Cellular immune responses in BALB/c mice vaccinated intramuscularly with one or two doses of different amounts of either pol_IIIB or opt-pol plasmids. At 3 weeks after the second immunization, frequencies of IFN-γ-secreting splenocytes (shown with the standard errors) were determined for boosted and unboosted cohorts (using pools of five spleens per cohort) against mixtures of either CD4⁺ peptides (aa 174 to 193, 564 to 583, 684 to 703, 794 to 813, 884 to 903, and 924 to 943) or CD8⁺ peptides (aa 354 to 373, 464 to 483, and 934 to 953) at a final concentration of 4 μg/ml per peptide.

FIG. 5.

Frequencies of Pol-specific IFN-γ-secreting cells (as measured by the ELISPOT assay) in rhesus macaques vaccinated with 5 mg of V1Jns-tpa-opt-pol and V1R-opt-pol DNA vaccines at 0, 4, and 8 weeks.

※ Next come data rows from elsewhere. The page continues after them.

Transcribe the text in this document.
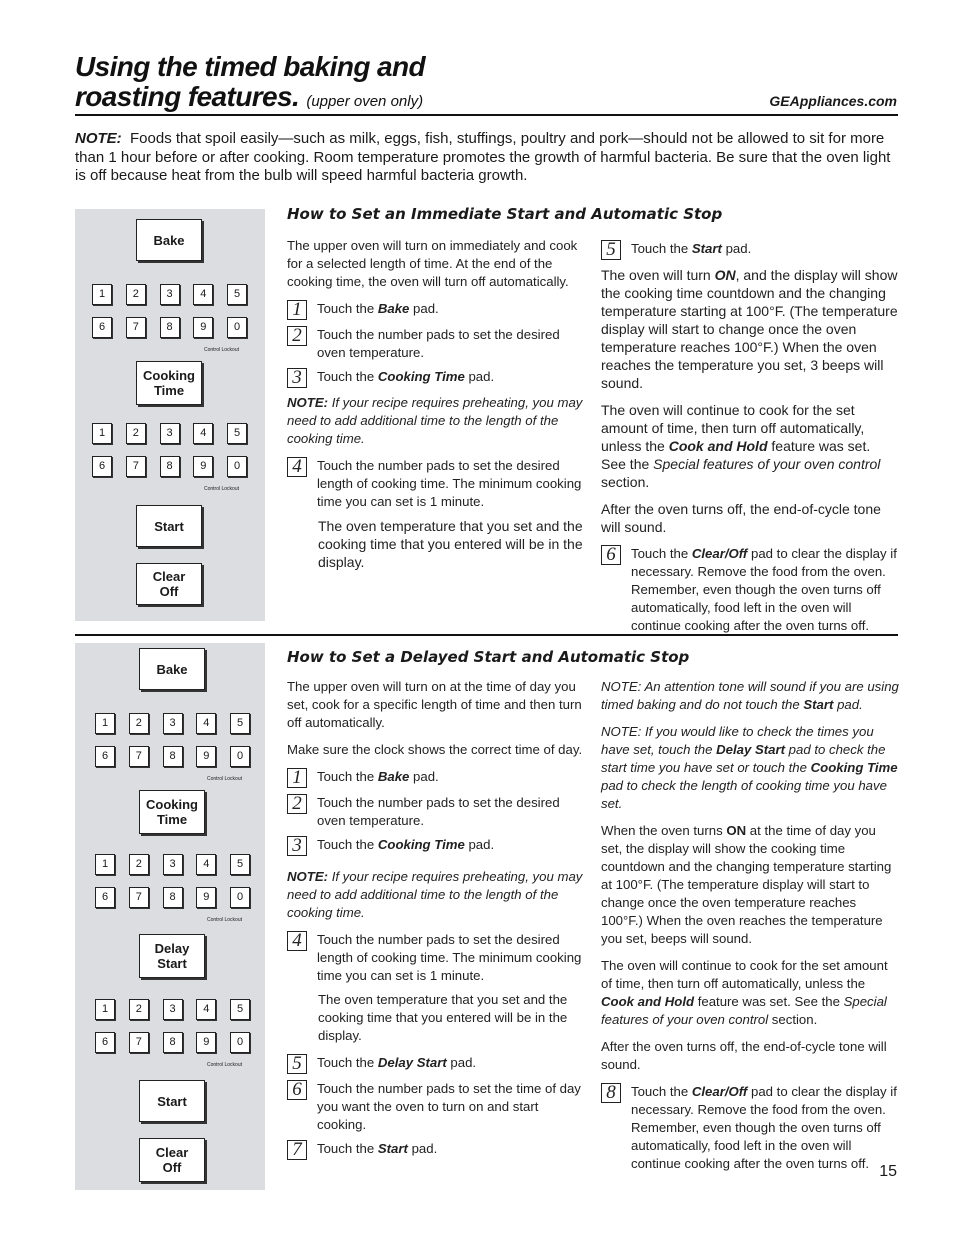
Using the timed baking and
roasting features. (upper oven only)	GEAppliances.com
NOTE: Foods that spoil easily—such as milk, eggs, fish, stuffings, poultry and pork—should not be allowed to sit for more than 1 hour before or after cooking. Room temperature promotes the growth of harmful bacteria. Be sure that the oven light is off because heat from the bulb will speed harmful bacteria growth.
Bake
1	2	3	4	5
6	7	8	9	0
Control Lockout
Cooking
Time
1	2	3	4	5
6	7	8	9	0
Control Lockout
Start
Clear
Off
How to Set an Immediate Start and Automatic Stop

The upper oven will turn on immediately and cook for a selected length of time. At the end of the cooking time, the oven will turn off automatically.

1	Touch the Bake pad.
2	Touch the number pads to set the desired oven temperature.
3	Touch the Cooking Time pad.

NOTE: If your recipe requires preheating, you may need to add additional time to the length of the cooking time.

4	Touch the number pads to set the desired length of cooking time. The minimum cooking time you can set is 1 minute.

The oven temperature that you set and the cooking time that you entered will be in the display.

5	Touch the Start pad.

The oven will turn ON, and the display will show the cooking time countdown and the changing temperature starting at 100°F. (The temperature display will start to change once the oven temperature reaches 100°F.) When the oven reaches the temperature you set, 3 beeps will sound.

The oven will continue to cook for the set amount of time, then turn off automatically, unless the Cook and Hold feature was set. See the Special features of your oven control section.

After the oven turns off, the end-of-cycle tone will sound.

6	Touch the Clear/Off pad to clear the display if necessary. Remove the food from the oven. Remember, even though the oven turns off automatically, food left in the oven will continue cooking after the oven turns off.
Bake
1	2	3	4	5
6	7	8	9	0
Control Lockout
Cooking
Time
1	2	3	4	5
6	7	8	9	0
Control Lockout
Delay
Start
1	2	3	4	5
6	7	8	9	0
Control Lockout
Start
Clear
Off
How to Set a Delayed Start and Automatic Stop

The upper oven will turn on at the time of day you set, cook for a specific length of time and then turn off automatically.

Make sure the clock shows the correct time of day.

1	Touch the Bake pad.
2	Touch the number pads to set the desired oven temperature.
3	Touch the Cooking Time pad.

NOTE: If your recipe requires preheating, you may need to add additional time to the length of the cooking time.

4	Touch the number pads to set the desired length of cooking time. The minimum cooking time you can set is 1 minute.

The oven temperature that you set and the cooking time that you entered will be in the display.

5	Touch the Delay Start pad.
6	Touch the number pads to set the time of day you want the oven to turn on and start cooking.
7	Touch the Start pad.

NOTE: An attention tone will sound if you are using timed baking and do not touch the Start pad.

NOTE: If you would like to check the times you have set, touch the Delay Start pad to check the start time you have set or touch the Cooking Time pad to check the length of cooking time you have set.

When the oven turns ON at the time of day you set, the display will show the cooking time countdown and the changing temperature starting at 100°F. (The temperature display will start to change once the oven temperature reaches 100°F.) When the oven reaches the temperature you set, beeps will sound.

The oven will continue to cook for the set amount of time, then turn off automatically, unless the Cook and Hold feature was set. See the Special features of your oven control section.

After the oven turns off, the end-of-cycle tone will sound.

8	Touch the Clear/Off pad to clear the display if necessary. Remove the food from the oven. Remember, even though the oven turns off automatically, food left in the oven will continue cooking after the oven turns off. 15
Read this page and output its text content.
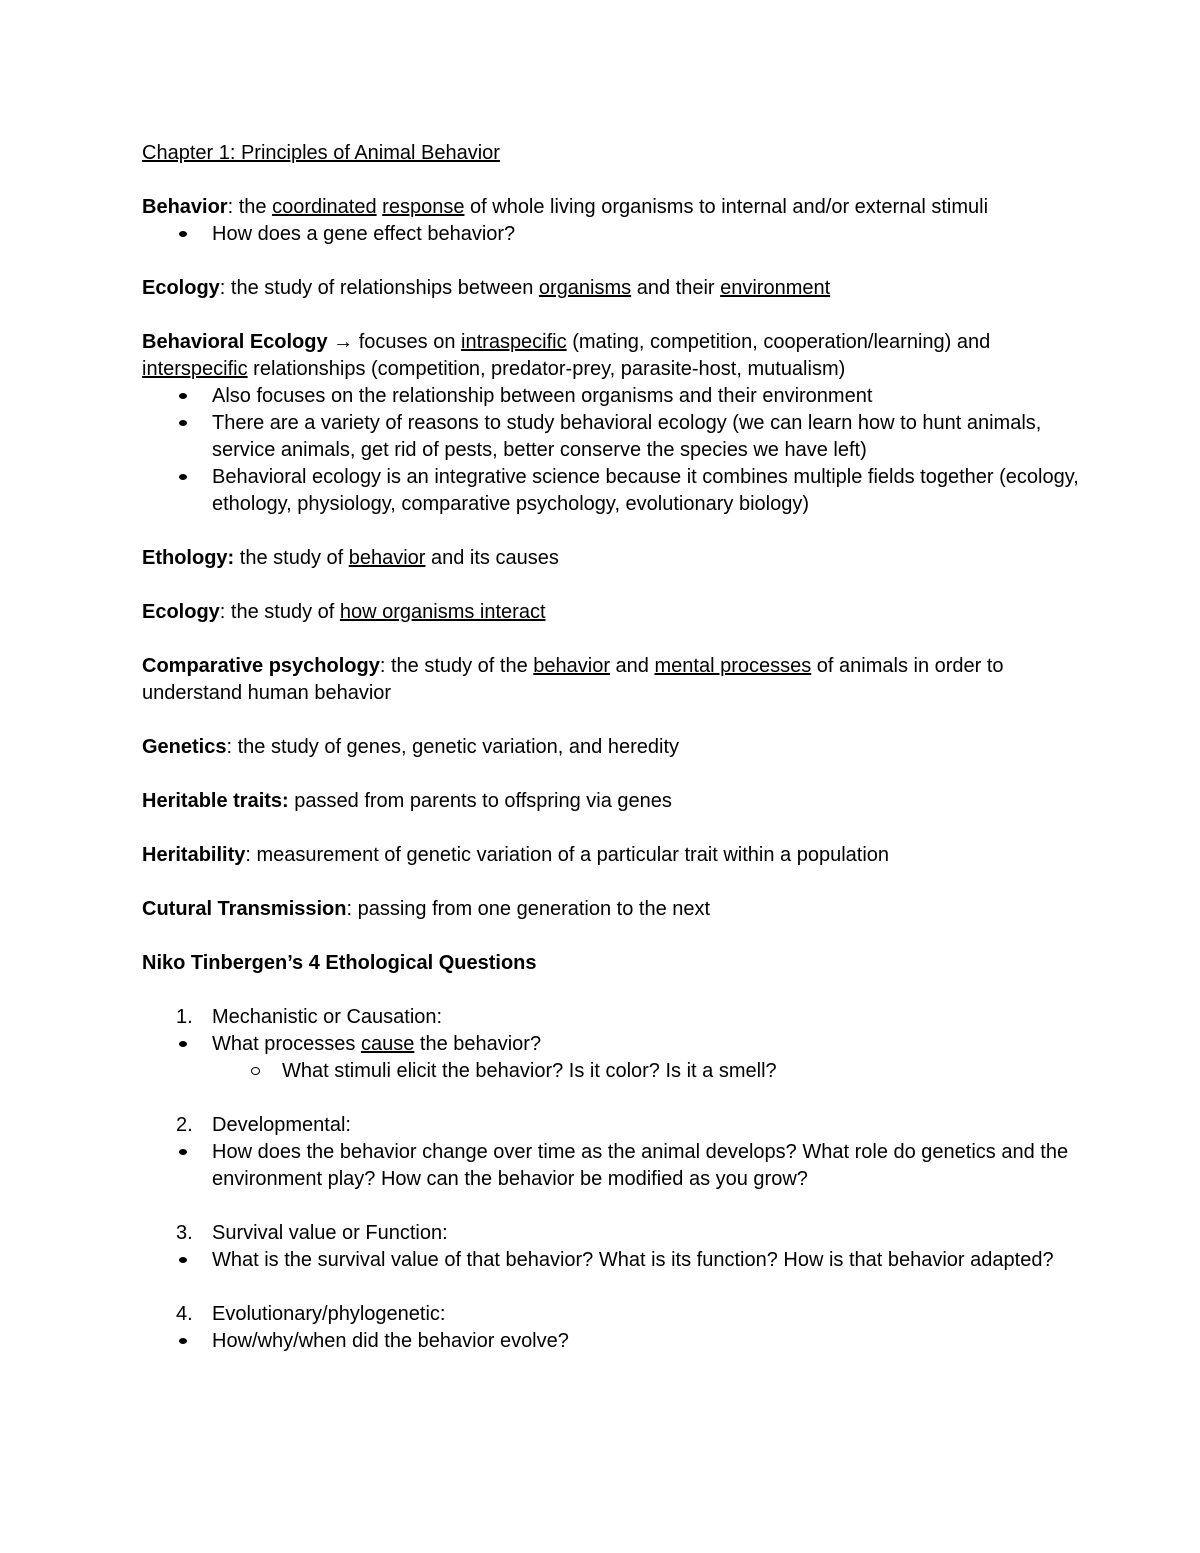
Chapter 1: Principles of Animal Behavior

Behavior: the coordinated response of whole living organisms to internal and/or external stimuli

How does a gene effect behavior?

Ecology: the study of relationships between organisms and their environment

Behavioral Ecology → focuses on intraspecific (mating, competition, cooperation/learning) and interspecific relationships (competition, predator-prey, parasite-host, mutualism)

Also focuses on the relationship between organisms and their environment

There are a variety of reasons to study behavioral ecology (we can learn how to hunt animals, service animals, get rid of pests, better conserve the species we have left)

Behavioral ecology is an integrative science because it combines multiple fields together (ecology, ethology, physiology, comparative psychology, evolutionary biology)

Ethology: the study of behavior and its causes

Ecology: the study of how organisms interact

Comparative psychology: the study of the behavior and mental processes of animals in order to understand human behavior

Genetics: the study of genes, genetic variation, and heredity

Heritable traits: passed from parents to offspring via genes

Heritability: measurement of genetic variation of a particular trait within a population

Cutural Transmission: passing from one generation to the next

Niko Tinbergen’s 4 Ethological Questions

1. Mechanistic or Causation:

What processes cause the behavior?

What stimuli elicit the behavior? Is it color? Is it a smell?

2. Developmental:

How does the behavior change over time as the animal develops? What role do genetics and the environment play? How can the behavior be modified as you grow?

3. Survival value or Function:

What is the survival value of that behavior? What is its function? How is that behavior adapted?

4. Evolutionary/phylogenetic:

How/why/when did the behavior evolve?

Numbers of SFC per 10⁶ PBMCs against pool 1 (cross-hatched portion of the bars) and pool 2 (open portion of the bars) are reported for each monkey at different assay times; mock responses to dimethyl sulfoxide (no peptide) ranged from 0 to 24 per 10⁶ PBMCs and were subtracted from these reported responses.

FIG. 6.

Bulk CTL killing activity of Pol-peptide-pulsed BLCLs by effector cells derived from rhesus PBMCs following a 2-week restimulation with vacc-tpa-opt-pol. PBMCs were collected 8 weeks after dose 3. As background control, BLCLs were pulsed only with the dimethyl sulfoxide solvent (no peptide). The same responders were observed in the CTL assay conducted 4 weeks earlier. E:T, effector/target ratio.